Hang around with a bunch of rude, arrogant, inconsiderate asses!
That's still no good. It's got to seem like being around rude, arrogant, inconsiderate asses is a good thing.
Come act like an ass and you'll fit right in!
That's essentially the new campaign to lure people to Paris. Or skip the article, and learn PRSL (Parisian Rude Sign Language). C'est magnifique.

Wednesday, January 03, 2007

The Ribcracker Suite

One of the things I found fascinating about my dad's recent surgery is the chasm of perceived competency between the various people at the hospital. For example, the surgeon is supposedly "one of the foremost minimally invasive cardiac surgeons". I'm not even sure exactly what that means but it sounds like he was nominated for a Medical Academy Award but lost to the Meryl Streep of surgeons. Anyway, it's not that meaningful since my dad needed regular open-heart surgery (the "crack those ribs, stop that heart" kind) because one of the arteries that needed bypassing would have been inaccessible using the the other method.

I also like that, as long as they had his ribs akimbo, they'd fix his atrial fibrillation too (using the Maze procedure). But best of all, since they needed a leg vein for part of the bypass, they actually let my dad pick one to use. "Got any veins you don't like?" It's kind of like picking your lobster out of a tank. No happy ending was offered.

Back to my original point, the surgeon seemed quite competent. The day ICU nurse also seemed to know what she was doing. Compare that to the last morning in a regular room.
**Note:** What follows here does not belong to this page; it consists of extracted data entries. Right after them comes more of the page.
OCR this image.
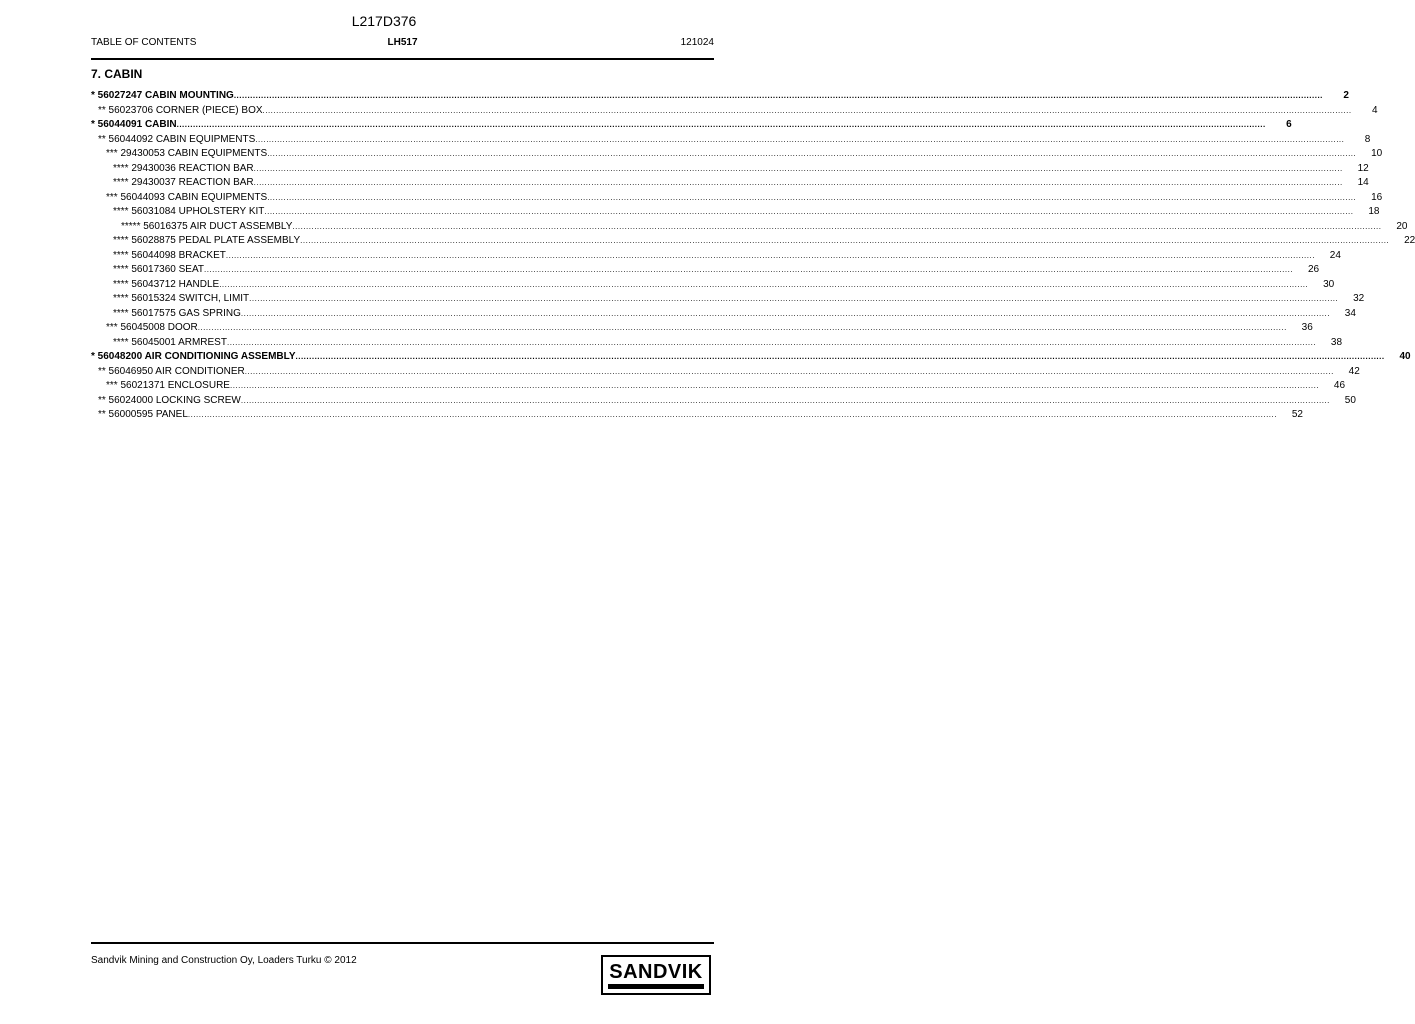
L217D376
TABLE OF CONTENTS	LH517	121024
7. CABIN
* 56027247 CABIN MOUNTING ................................................................................................................................................................................................................................................................................................................................................................................................................	2
** 56023706 CORNER (PIECE) BOX ................................................................................................................................................................................................................................................................................................................................................................................................................	4
* 56044091 CABIN ................................................................................................................................................................................................................................................................................................................................................................................................................	6
** 56044092 CABIN EQUIPMENTS ................................................................................................................................................................................................................................................................................................................................................................................................................	8
*** 29430053 CABIN EQUIPMENTS ................................................................................................................................................................................................................................................................................................................................................................................................................	10
**** 29430036 REACTION BAR ................................................................................................................................................................................................................................................................................................................................................................................................................	12
**** 29430037 REACTION BAR ................................................................................................................................................................................................................................................................................................................................................................................................................	14
*** 56044093 CABIN EQUIPMENTS ................................................................................................................................................................................................................................................................................................................................................................................................................	16
**** 56031084 UPHOLSTERY KIT ................................................................................................................................................................................................................................................................................................................................................................................................................	18
***** 56016375 AIR DUCT ASSEMBLY ................................................................................................................................................................................................................................................................................................................................................................................................................	20
**** 56028875 PEDAL PLATE ASSEMBLY ................................................................................................................................................................................................................................................................................................................................................................................................................	22
**** 56044098 BRACKET ................................................................................................................................................................................................................................................................................................................................................................................................................	24
**** 56017360 SEAT ................................................................................................................................................................................................................................................................................................................................................................................................................	26
**** 56043712 HANDLE ................................................................................................................................................................................................................................................................................................................................................................................................................	30
**** 56015324 SWITCH, LIMIT ................................................................................................................................................................................................................................................................................................................................................................................................................	32
**** 56017575 GAS SPRING ................................................................................................................................................................................................................................................................................................................................................................................................................	34
*** 56045008 DOOR ................................................................................................................................................................................................................................................................................................................................................................................................................	36
**** 56045001 ARMREST ................................................................................................................................................................................................................................................................................................................................................................................................................	38
* 56048200 AIR CONDITIONING ASSEMBLY ................................................................................................................................................................................................................................................................................................................................................................................................................	40
** 56046950 AIR CONDITIONER ................................................................................................................................................................................................................................................................................................................................................................................................................	42
*** 56021371 ENCLOSURE ................................................................................................................................................................................................................................................................................................................................................................................................................	46
** 56024000 LOCKING SCREW ................................................................................................................................................................................................................................................................................................................................................................................................................	50
** 56000595 PANEL ................................................................................................................................................................................................................................................................................................................................................................................................................	52
Sandvik Mining and Construction Oy, Loaders Turku © 2012	SANDVIK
Four different nurses/assistants came in in a span of 45 minutes. Two checked his vitals within minutes of each other. One brought a prescription with the wrong name on it. One came in, smiled, and left. I think she was in the wrong room. She had a thermometer behind her ear.

Some asshole got her pencil.

Tuesday, January 02, 2007

Home Is Where The Heart Patient Is

A couple days ago, driving home from the hospital, I put the cruise control on in my mom's car. I put my legs in a more relaxed position. Then, suddenly, whirrrrrrr, hummmmmm, I am slowly being crushed against the steering wheel. Apparently my giant ostrich legs have discovered a decidedly poor placement for those "seat memory" buttons. Number 1 is set for my mom. Number 2 is set for my dad. Number 3, which I assume I hit, is set for a leprechaun.

The good news is that this is South Florida where people rarely drive in one lane at a time so I didn't attract much attention.

My dad is doing so well, they sent him home today; a day ahead of schedule. They gave him a few prescriptions. My dad looked at them and said, "These are for William. My name is not William." "Oh, let me check on that," replied the nurse.

One of the prescriptions was for Darvocet. My dad has taken nothing but acetaminophen since his first day when they gave him Percocet. That was a bad trip for him. When my sister had her surgery (long ago) and they gave her that, she wanted to jump out the window. But as long as you're not allergic, they don't much care.

Now, for the hardest part: taking it easy, getting up slowly, remembering to hold that pillow against his chest when he coughs (to prevent his ribcage from exploding), that kind of stuff.